Uber laid off 435 workers in its product and engineering teams Tuesday, the second round of cuts in recent months as it struggles to make money.

The job cuts, which total about 8% of Uber’s product and engineering group, follow 400 layoffs in July from the marketing team. In a message to employees about the layoffs Tuesday that was viewed by the New York Times, Uber CEO Dara Khosrowshahi said the company had gone off course as it grew, and it must be streamlined to regain a competitive edge.

The rapid growth “made sense as we worked to scale the business globally and find product-market fit,” Khosrowshahi wrote in the email, which echoed what he said in July. “But at a certain point, bigger teams do not mean better results. It’s critical we get our edge back and continually push ourselves to do better.”

Uber has been under pressure to demonstrate long-term viability. The company had a troubled initial public offering in May as investors questioned its ride-hailing business, which is expensive to operate. Uber’s stock slid below its IPO price on its first day of trading and continues to struggle. In August, it reported a record quarterly loss of $5.2 billion and its slowest revenue growth. The share price rose about 4% on Tuesday.

Khosrowshahi has shaken up Uber’s top ranks and tried to cut costs. After cutting jobs in July, he instituted a hiring freeze and instructed executives to re-evaluate the size of their teams. He pushed out top executives, including his chief operating officer and chief marketing officer. Uber’s board has also seen some turnover.

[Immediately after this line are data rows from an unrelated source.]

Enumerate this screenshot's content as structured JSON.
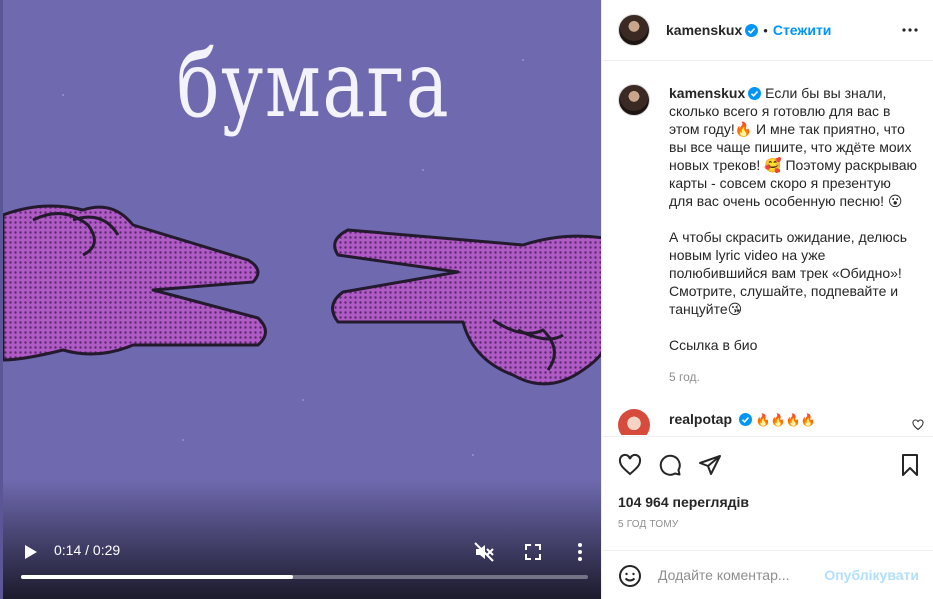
{
  "video": {
    "title_text": "бумага",
    "time": "0:14 / 0:29",
    "progress_fraction": 0.48,
    "icons": [
      "play-icon",
      "mute-icon",
      "fullscreen-icon",
      "more-vertical-icon"
    ]
  },
  "header": {
    "username": "kamenskux",
    "separator": "•",
    "follow_label": "Стежити"
  },
  "caption": {
    "username": "kamenskux",
    "text": "Если бы вы знали, сколько всего я готовлю для вас в этом году!🔥 И мне так приятно, что вы все чаще пишите, что ждёте моих новых треков! 🥰 Поэтому раскрываю карты - совсем скоро я презентую для вас очень особенную песню! 😮\n\nА чтобы скрасить ожидание, делюсь новым lyric video на уже полюбившийся вам трек «Обидно»! Смотрите, слушайте, подпевайте и танцуйте😘\n\nСсылка в био",
    "age": "5 год."
  },
  "comment": {
    "username": "realpotap",
    "text": "🔥🔥🔥🔥"
  },
  "stats": {
    "views": "104 964 переглядів",
    "posted": "5 ГОД ТОМУ"
  },
  "add_comment": {
    "placeholder": "Додайте коментар...",
    "publish_label": "Опублікувати"
  },
  "colors": {
    "accent": "#0095f6",
    "publish_disabled": "#b2dffc",
    "video_bg": "#6f6ab0",
    "hand_fill": "#b35cc8"
  }
}
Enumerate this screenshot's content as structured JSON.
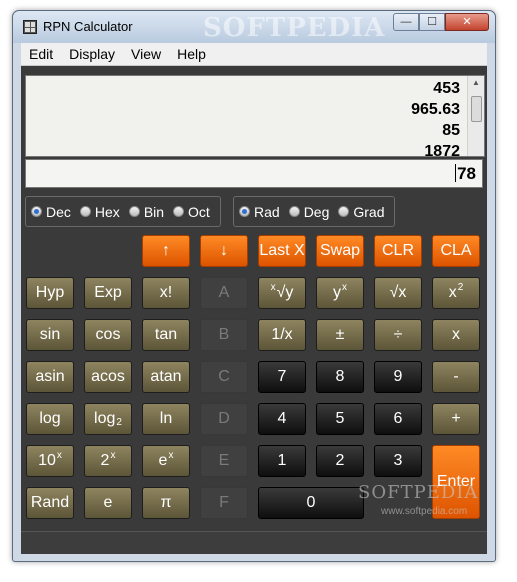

“Everybody knows that Uber can’t lose billions of dollars a quarter forever, but it’s always been a question of when the money might run out,” said Harry Campbell, a ride-hailing driver and founder of the Rideshare Guy website. “We’ve seen Uber institute a number of cost-cutting measures at the driver and rider level, and now the cuts are coming to the corporate side ... to move towards profitability.”

In his email, Khosrowshahi said he is not making job cuts to appease investors. “We are not doing this for Wall Street. We are doing this for Uber,” he wrote.

Uber faces other labor problems. The Legislature is set to vote this week on a bill that would force Uber to reclassify its drivers as employees rather than as independent contractors. Uber relies on independent contractors as drivers, because by not providing full-time benefits or pay, the company keeps its costs down. Uber and other gig economy companies worked for months to cut a deal with labor groups to remove ride-hail drivers from the bill, but those negotiations failed. The bill is widely expected to pass.

Uber employs more than 27,000 people globally, nearly half in the United States, a company spokesman said. The new layoffs were earlier reported by TechCrunch.

Kate Conger and Mike Isaac are New York Times writers.